Seharusnya manajemen perusahaan media yang bertanggung jawab terhadap berita itu.

Bila wartawan yang harus menjalani pemeriksaan, minimal ada pendampingin dari manajemen perusahaan.

Sebelum menelepon aku, wartawan itu mengaku sudah menghubungi atasan atau editor.

Saat liputan, wartawan itu mewancarai semua pihak yang terlibat dalam sengketa vila tersebut, mulai dari pemenang lelang, orang yang menempati vila tersebut, sampai eksekutor.

Seharusnya berita tersebut sudah berimbang alias cover both site.

Tapi setahun setelah meliput berita itu, wartawan itu mendapat informasi terkait pemeriksaan tersebut.

Berarti ada jeda setahun sampai berita itu menjadi permasalahan.

Menurut wartawan itu, pelapor kasus tersebut adalah pihak koperasi yang dirugikan atas pernyataan penghuni vila saat diwawancarai via live streaming.

Tapi, wartawan itu tidak menjelaskan kapan pihak koperasi itu melapor ke polisi.

Menurut saya, inilah risiko liputan kasus perdata.

Sebelum liputan kasus perdata, seharusnya wartawan menyadari risiko dari liputan tersebut.

Liputan kasus perdata tidak hanya berhenti saat jumpa pers atau kejadian.

Bisa jadi kasus tersebut masih akan berlanjut beberapa hari setelah jumpa pers atau kejadian.


Saya menganggap kasus perdata merupakan berita mbulet.

Saya tidak menemukan kata padanan 'mbulet' dalam Bahasa Indonesia.

Saya telusuri dalam Kamus Besar Bahasa Indonesia (KBBI) pun tidak ada kata 'mbulet'.

Mungkin kata yang hampir sepadan adalah ruwet.

Dalam KBBI, ruwet adalah kusut, kalut, sulit, dan rumit.

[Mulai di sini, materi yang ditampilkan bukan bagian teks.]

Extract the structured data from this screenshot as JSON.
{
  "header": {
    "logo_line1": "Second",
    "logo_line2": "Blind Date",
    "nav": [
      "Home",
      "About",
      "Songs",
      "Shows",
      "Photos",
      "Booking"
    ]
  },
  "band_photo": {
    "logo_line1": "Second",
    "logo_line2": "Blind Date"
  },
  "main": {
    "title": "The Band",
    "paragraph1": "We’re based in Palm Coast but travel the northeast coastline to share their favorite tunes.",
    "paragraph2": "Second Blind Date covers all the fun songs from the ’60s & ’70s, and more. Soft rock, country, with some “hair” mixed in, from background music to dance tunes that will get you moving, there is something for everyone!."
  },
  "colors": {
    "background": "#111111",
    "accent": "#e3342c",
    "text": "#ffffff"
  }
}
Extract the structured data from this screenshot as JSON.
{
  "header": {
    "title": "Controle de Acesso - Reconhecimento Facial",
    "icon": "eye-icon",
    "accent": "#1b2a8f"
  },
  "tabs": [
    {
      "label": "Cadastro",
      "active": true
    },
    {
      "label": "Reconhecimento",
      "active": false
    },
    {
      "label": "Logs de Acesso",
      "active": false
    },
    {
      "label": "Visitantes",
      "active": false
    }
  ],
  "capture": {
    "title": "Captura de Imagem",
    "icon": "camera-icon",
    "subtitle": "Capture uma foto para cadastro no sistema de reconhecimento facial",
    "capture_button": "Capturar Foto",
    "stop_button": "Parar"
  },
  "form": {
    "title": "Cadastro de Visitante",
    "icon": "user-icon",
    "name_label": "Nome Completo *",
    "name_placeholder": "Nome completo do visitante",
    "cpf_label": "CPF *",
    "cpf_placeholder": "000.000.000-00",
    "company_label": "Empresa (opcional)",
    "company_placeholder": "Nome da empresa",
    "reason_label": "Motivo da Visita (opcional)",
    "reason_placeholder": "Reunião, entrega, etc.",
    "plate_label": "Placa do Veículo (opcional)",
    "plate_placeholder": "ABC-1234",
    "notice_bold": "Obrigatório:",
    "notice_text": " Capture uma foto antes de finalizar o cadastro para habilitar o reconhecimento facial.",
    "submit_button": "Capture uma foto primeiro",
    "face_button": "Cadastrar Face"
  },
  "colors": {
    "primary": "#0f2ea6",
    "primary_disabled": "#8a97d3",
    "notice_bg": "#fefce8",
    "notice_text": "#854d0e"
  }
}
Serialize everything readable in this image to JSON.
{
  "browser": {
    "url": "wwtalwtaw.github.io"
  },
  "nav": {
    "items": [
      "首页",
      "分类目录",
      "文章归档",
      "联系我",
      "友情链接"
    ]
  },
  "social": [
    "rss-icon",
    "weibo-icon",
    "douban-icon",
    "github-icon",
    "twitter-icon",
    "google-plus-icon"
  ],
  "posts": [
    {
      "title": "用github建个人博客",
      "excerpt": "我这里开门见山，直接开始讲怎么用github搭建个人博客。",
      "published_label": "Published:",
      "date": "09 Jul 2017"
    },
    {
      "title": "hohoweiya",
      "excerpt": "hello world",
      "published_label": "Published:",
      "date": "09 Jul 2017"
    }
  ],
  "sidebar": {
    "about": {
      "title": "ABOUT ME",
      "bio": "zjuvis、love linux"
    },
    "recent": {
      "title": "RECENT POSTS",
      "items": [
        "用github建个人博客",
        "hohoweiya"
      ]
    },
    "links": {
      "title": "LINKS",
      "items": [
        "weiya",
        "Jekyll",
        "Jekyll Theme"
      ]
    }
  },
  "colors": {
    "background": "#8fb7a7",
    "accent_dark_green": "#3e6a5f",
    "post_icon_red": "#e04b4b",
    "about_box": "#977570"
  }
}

Kusut berarti (1) tersimpul jalin-menjalin tidak karuan hingga sulit diuraikan; (2) kacar, tidak teratur; (3) rumit, rusuh, dan bingung.

Kalut berarti (1) kusut tidak keruan, kacau; (2) kacau pikiran dan berkata tidak keruan.

Sulit berarti (1) sukar sekali, susah (diselesaikan, dikerjakan, dan sebagainya); (2) susah dicari, jarang terdapat; (3) dirahasiakan (sukar diketahui dan sebagainya, tersembunyi; (4) gelap (rahasia, tidak terang-terangan); (5) dalam keadaan yang sukar (genting, gawat, dan sebagainya.

Rumit berarti sulit, pelik, sukar, dan  susah.

Kata 'mbulet' berasal dari Bahasa Jawa untuk menggambarkan proses yang tidak mudah untuk mencari solusi atau titik temu.

Berita kasus perdata mbulet karena pihak-pihak yang terlibat konflik sulit untuk menemukan titik temu.

Meskipun hari ini konfirmasi sudah lengkap, bisa jadi pihak yang terlibat akan klarifikasi lagi untuk memberi keterangan terkait penjelasan pihak lawan.

Misalnya, hari ini wartawan sudah konfirmasi si A dan si B yang terlibat dalam kasus tersebut.

Bisa saja besok si B memberi penjelasan lagi untuk melawan penjelasan si A.

Besoknya, si A akan melawan penjelasan si B.

Media massa seakan menjadi ajang perang opini dan klaim kebenaran (truth claim) oleh pihak yang terlibat dalam kasus tersebut.

Bahkan perang opini dan klaim kebenaran akan terus berlangsung sampai proses peradilan.

Makanya saya paling tidak senang liputan berita kasus perdata.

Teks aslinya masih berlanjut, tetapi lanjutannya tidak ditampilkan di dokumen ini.